Let {a_n} be a sequence in R. Then the following are equivalent:
(a) limsup a_n = a.
(b) For every b > a, a_n < b for all but finitely many n and for every c < a, a_n > c for infinitely many n.
assume that (b) holds. Then for every b > a, there exists m such that an < b for all n ≥ m. Hence sup_n≥m a_n ≥ b. This implies that limsup a_n ≥ b for every b > a so that limsup a_n ≥ a.
How does the limsup a_n ≥ b inequality hold? As far as I understand limsup it is a the limit of a monotonically decreasing sequence, sup_n≥m a_n, which cannot have a limit that is larger than the largest member of the sequence. But we know that b is larger. So shouldn't the limsup a_n ≥ b be a strict inequality because of this?
Homework Statement
Let {a_n} be a sequence in R. Then the following are equivalent:
(a) limsup a_n = a.
(b) For every b > a, a_n < b for all but finitely many n and for every c < a, a_n > c for infinitely many n.

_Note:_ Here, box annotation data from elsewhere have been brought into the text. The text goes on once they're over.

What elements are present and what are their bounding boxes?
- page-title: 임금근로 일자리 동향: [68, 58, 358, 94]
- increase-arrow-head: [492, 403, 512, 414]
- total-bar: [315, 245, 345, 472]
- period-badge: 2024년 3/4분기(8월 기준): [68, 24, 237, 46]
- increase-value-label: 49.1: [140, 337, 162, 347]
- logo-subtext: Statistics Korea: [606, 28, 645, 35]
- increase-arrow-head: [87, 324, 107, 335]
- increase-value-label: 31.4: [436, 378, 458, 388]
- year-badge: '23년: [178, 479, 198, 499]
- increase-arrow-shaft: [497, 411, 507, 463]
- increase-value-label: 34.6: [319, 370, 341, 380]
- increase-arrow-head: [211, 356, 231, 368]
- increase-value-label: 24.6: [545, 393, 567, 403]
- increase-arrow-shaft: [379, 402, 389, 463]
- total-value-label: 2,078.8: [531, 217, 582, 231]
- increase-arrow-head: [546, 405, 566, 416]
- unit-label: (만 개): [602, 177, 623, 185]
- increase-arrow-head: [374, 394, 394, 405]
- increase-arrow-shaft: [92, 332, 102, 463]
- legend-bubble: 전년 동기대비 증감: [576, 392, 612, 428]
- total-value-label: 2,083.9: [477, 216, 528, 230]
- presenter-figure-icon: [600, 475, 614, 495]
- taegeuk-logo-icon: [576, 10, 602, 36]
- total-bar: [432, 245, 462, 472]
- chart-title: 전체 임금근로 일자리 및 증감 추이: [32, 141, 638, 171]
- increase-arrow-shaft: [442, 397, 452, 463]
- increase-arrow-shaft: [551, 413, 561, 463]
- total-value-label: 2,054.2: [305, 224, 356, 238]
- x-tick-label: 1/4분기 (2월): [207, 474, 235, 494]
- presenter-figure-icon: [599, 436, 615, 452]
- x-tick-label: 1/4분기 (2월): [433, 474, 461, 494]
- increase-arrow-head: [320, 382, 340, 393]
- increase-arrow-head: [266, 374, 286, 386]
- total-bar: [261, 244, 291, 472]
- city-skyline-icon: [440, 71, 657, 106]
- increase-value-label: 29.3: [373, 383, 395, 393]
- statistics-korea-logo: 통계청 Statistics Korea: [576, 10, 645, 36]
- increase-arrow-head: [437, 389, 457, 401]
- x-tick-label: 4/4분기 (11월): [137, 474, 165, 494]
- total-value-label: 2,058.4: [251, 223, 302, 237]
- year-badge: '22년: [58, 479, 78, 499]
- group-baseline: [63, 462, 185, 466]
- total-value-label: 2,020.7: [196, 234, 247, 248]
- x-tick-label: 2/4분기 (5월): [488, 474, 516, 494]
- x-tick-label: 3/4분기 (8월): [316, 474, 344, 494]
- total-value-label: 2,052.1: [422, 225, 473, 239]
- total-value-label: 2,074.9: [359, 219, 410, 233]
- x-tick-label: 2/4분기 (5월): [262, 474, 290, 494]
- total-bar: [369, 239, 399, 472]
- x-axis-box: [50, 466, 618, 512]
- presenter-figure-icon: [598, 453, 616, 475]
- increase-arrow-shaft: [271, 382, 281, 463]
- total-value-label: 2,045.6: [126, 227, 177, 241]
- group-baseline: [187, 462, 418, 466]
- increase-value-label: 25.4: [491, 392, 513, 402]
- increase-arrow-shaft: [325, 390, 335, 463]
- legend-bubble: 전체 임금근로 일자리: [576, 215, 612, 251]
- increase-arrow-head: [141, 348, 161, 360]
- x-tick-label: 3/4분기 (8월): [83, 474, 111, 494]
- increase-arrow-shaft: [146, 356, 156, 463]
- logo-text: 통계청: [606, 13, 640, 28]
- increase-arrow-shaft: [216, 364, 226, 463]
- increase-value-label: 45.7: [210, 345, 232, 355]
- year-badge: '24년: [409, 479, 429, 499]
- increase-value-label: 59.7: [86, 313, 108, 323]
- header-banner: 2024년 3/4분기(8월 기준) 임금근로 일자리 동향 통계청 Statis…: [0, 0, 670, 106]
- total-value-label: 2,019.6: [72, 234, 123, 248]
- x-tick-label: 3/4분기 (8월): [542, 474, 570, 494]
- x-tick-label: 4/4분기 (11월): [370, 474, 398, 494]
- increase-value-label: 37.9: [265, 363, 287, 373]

assume that (b) holds. Then for every b > a, there exists m such that an < b for all n ≥ m. Hence sup_n≥m a_n ≥ b. This implies that limsup a_n ≥ b for every b > a so that limsup a_n ≥ a.
The Attempt at a Solution
How does the limsup a_n ≥ b inequality hold? As far as I understand limsup it is a the limit of a monotonically decreasing sequence, sup_n≥m a_n, which cannot have a limit that is larger than the largest member of the sequence. But we know that b is larger. So shouldn't the limsup a_n ≥ b be a strict inequality because of this?